Toutefois, derrière ces chiffres impressionnants se cache une réalité plus contrastée : le modèle économique de nombreuses petites officines demeure structurellement fragile, menaçant à terme la capillarité du réseau de santé. Pour assurer la pérennité de ces structures tout en élevant la qualité de service, le Conseil préconise une transition audacieuse vers des stratégies de groupement et de mutualisation des ressources.
Cette approche novatrice permettrait non seulement d’accroître significativement le pouvoir de négociation des pharmaciens lors de l’achat des médicaments, mais aussi de sécuriser les stocks pour garantir une disponibilité constante des traitements les plus critiques. En dépassant le stade de l’unité isolée, les 14 000 pharmacies du Royaume pourraient ainsi bénéficier d’économies d’échelle jusqu’ici réservées aux plus grands groupes. Parallèlement, cette restructuration économique vise à corriger les déséquilibres de revenus au sein de la profession, tout en finançant l’extension des horaires d’ouverture, une demande devenue pressante de la part des pouvoirs publics et des citoyens. Ahmed Rahhou a insisté sur le fait que le secteur est désormais mûr pour une évolution radicale de son modèle opérationnel, intégrant des technologies modernes de gestion et de partage de données pour une transparence accrue.

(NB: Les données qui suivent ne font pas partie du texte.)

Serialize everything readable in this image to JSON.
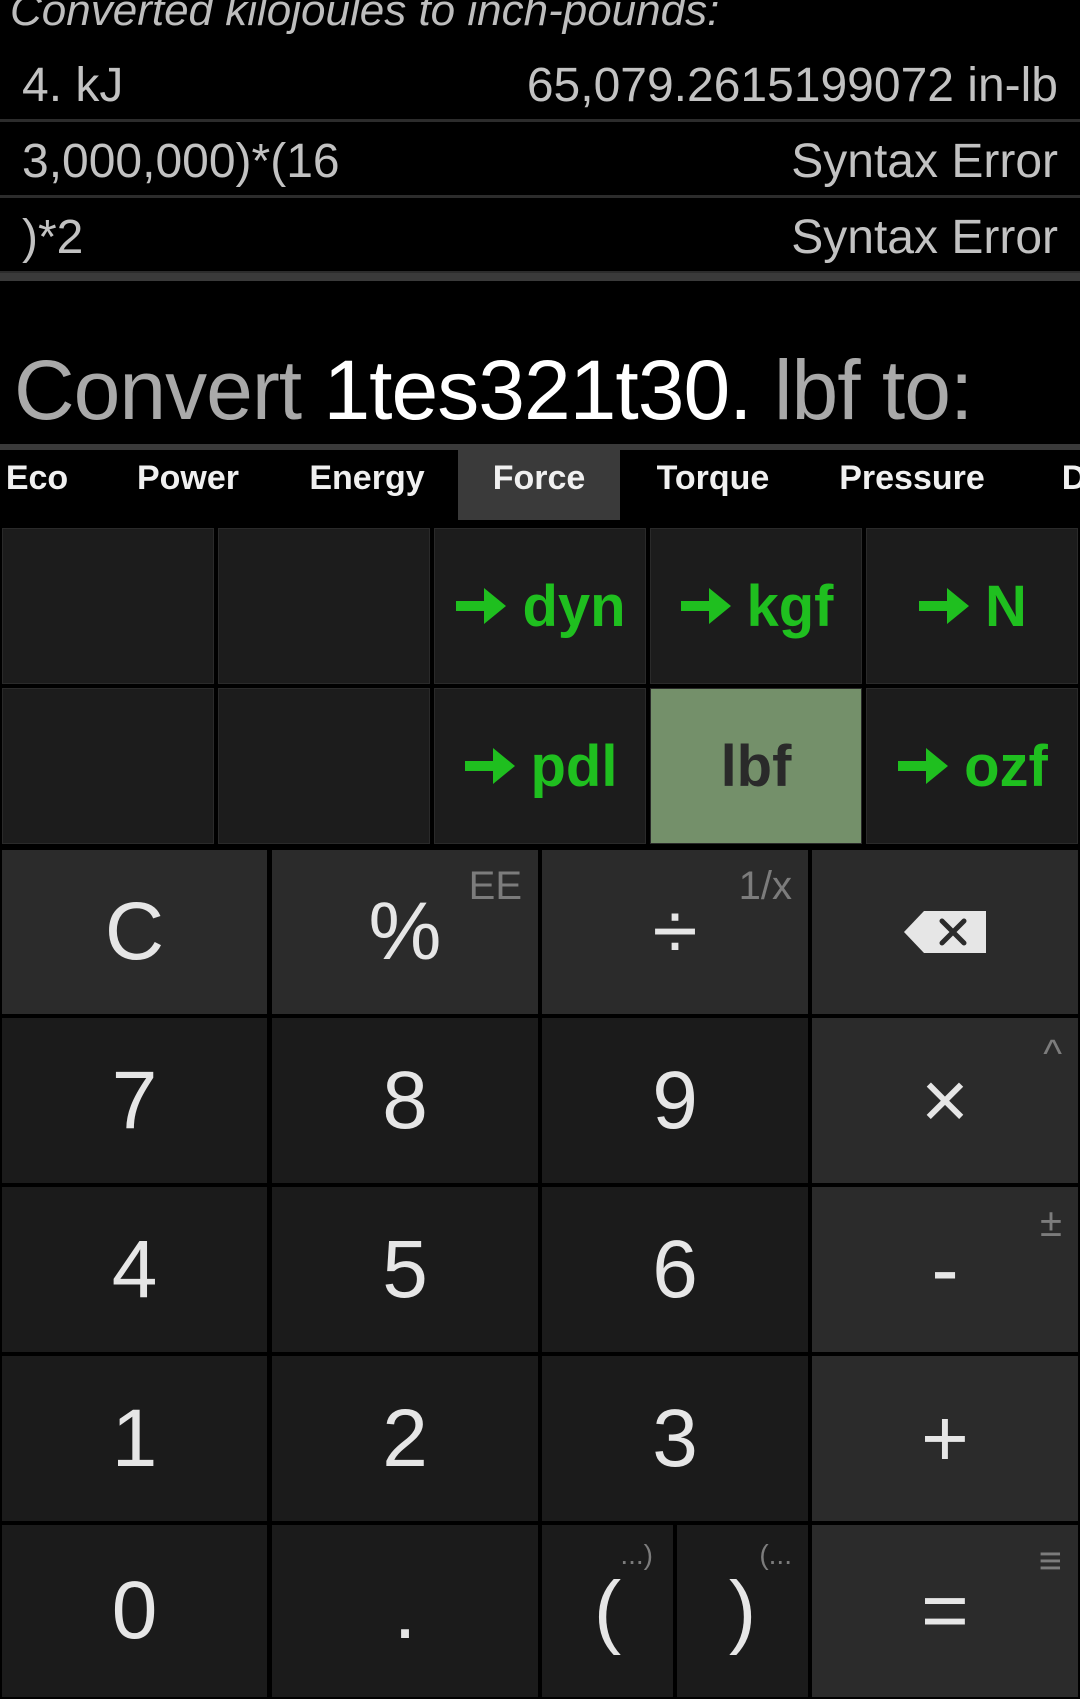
{
  "history": {
    "title": "Converted kilojoules to inch-pounds:",
    "rows": [
      {
        "expr": "4. kJ",
        "result": "65,079.2615199072 in-lb"
      },
      {
        "expr": "3,000,000)*(16",
        "result": "Syntax Error"
      },
      {
        "expr": ")*2",
        "result": "Syntax Error"
      }
    ]
  },
  "display": {
    "prefix": "Convert",
    "value": "1tes321t30.",
    "suffix": "lbf to:"
  },
  "tabs": [
    "Eco",
    "Power",
    "Energy",
    "Force",
    "Torque",
    "Pressure",
    "D"
  ],
  "active_tab": "Force",
  "units": {
    "row1": [
      "dyn",
      "kgf",
      "N"
    ],
    "row2_left": "pdl",
    "selected": "lbf",
    "row2_right": "ozf"
  },
  "keys": {
    "clear": "C",
    "percent": "%",
    "percent_sub": "EE",
    "divide": "÷",
    "divide_sub": "1/x",
    "seven": "7",
    "eight": "8",
    "nine": "9",
    "multiply": "×",
    "multiply_sub": "^",
    "four": "4",
    "five": "5",
    "six": "6",
    "minus": "-",
    "minus_sub": "±",
    "one": "1",
    "two": "2",
    "three": "3",
    "plus": "+",
    "zero": "0",
    "dot": ".",
    "lparen": "(",
    "lparen_sub": "...)",
    "rparen": ")",
    "rparen_sub": "(...",
    "equals": "=",
    "equals_sub": "≡"
  },
  "colors": {
    "unit_green": "#1fbf1f",
    "selected_unit_bg": "#74906a",
    "background": "#000000"
  },
  "icons": {
    "backspace": "backspace-icon",
    "arrow": "arrow-right-icon"
  }
}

Dans cette optique, la transformation de la compétition individuelle en une collaboration stratégique devient un impératif de souveraineté sanitaire. Une meilleure synergie entre les acteurs permettrait de réduire drastiquement les coûts opérationnels tout en instaurant des standards de qualité uniformes sur l’ensemble du territoire. En renforçant sa résilience et son efficacité, le secteur pharmaceutique pourra non seulement consolider sa contribution directe au PIB national, mais surtout devenir le socle fiable nécessaire au déploiement des réformes historiques de la protection sociale généralisée. Portée par l’innovation et la coopération, cette mue place le pharmacien au cœur de la modernisation de l’État social. Elle veille à ce que la puissance économique de l’industrie serve un accès universel, équitable et durable aux soins pour tous les Marocains.